Algumas prefeituras já determinam a atuação das escolas da rede em caso de carteirinhas de vacinação incompleta, com notificação ao Conselho Tutelar. O problema é que, em geral, essas regras municipais não impedem a frequência da criança à escola.
Como os gestores escolares devem atuar?
No Rio de Janeiro, a Escola Americana anunciou, em meados de janeiro, que só aceitará a presença em suas dependências, tanto na Barra da Tijuca quanto na Gávea, de alunos em dia com a vacinação contra Covid-19. A medida gerou reação entre os pais contrários à imunização e já divide a comunidade.
O ideal, no primeiro momento, é fazer um levantamento junto à sua comunidade escolar para saber o percentual de famílias que pretende não imunizar os filhos.

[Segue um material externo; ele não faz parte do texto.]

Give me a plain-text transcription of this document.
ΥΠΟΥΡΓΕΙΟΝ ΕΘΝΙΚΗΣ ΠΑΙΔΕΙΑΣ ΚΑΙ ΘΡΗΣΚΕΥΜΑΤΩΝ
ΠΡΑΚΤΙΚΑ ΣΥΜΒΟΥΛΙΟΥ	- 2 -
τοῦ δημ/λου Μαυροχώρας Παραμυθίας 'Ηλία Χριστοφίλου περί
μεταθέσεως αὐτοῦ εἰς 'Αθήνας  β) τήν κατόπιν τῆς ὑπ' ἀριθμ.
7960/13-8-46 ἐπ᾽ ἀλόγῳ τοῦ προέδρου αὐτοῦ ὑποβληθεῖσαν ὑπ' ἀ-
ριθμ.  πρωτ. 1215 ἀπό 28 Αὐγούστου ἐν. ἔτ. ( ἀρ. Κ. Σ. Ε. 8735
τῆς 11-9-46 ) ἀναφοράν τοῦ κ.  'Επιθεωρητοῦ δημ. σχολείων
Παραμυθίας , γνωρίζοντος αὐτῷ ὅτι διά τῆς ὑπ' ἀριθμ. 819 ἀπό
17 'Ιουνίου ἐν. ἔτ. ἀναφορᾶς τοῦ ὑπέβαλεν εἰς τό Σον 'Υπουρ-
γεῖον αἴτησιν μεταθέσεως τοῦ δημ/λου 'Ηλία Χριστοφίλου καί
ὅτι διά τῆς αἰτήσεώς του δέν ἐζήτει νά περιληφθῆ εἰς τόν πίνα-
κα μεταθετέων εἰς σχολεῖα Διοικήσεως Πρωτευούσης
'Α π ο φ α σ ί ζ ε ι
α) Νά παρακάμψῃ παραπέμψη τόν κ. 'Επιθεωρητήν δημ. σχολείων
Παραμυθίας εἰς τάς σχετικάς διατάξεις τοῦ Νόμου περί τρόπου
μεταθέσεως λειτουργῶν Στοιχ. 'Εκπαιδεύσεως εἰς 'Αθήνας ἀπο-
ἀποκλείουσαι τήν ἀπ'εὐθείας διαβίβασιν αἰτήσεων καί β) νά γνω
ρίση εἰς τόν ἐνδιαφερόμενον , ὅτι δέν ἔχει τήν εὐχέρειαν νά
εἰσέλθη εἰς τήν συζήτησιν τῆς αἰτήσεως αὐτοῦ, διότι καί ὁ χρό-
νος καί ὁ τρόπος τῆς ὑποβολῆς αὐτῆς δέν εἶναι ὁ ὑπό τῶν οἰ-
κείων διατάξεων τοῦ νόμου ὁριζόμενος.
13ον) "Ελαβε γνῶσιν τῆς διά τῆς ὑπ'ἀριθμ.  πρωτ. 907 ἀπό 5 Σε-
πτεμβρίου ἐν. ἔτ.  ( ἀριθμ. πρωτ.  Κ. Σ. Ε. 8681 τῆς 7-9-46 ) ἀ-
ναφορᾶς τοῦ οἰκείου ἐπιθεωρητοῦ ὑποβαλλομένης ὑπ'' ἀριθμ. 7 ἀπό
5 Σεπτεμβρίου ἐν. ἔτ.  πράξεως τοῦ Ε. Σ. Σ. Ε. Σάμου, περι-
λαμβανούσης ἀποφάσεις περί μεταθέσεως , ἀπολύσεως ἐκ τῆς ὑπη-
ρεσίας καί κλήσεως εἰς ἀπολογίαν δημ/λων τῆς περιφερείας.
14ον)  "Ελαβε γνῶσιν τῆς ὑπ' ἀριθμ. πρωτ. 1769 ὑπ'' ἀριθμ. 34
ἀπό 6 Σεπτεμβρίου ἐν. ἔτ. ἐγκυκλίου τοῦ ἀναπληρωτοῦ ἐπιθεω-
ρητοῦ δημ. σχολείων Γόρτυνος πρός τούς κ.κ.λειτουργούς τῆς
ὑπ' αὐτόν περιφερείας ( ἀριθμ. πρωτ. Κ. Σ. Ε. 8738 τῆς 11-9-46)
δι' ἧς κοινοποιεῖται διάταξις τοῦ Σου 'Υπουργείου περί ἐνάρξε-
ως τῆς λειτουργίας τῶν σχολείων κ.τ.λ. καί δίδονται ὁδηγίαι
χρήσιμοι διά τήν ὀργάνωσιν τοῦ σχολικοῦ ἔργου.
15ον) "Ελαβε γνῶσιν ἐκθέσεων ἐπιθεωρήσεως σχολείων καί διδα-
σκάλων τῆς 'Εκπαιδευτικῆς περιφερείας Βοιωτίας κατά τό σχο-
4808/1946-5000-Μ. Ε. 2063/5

É importante abrir o diálogo com essas famílias, individualmente, para entender cada caso e os motivos da recusa.
Ninguém quer enfrentar ações judiciais, ou radicalizar a ponto de perder alunos. Por outro lado, garantir a segurança coletiva da comunidade deve ser uma preocupação da escola.
O diálogo com essas famílias não deve jamais seguir na direção de tentar convencê-las a vacinar o filho ou filha. O melhor é construir alternativas de atendimento a essas crianças que garantam tanto o direito individual da família, quanto o direito coletivo à saúde da comunidade escolar como um todo.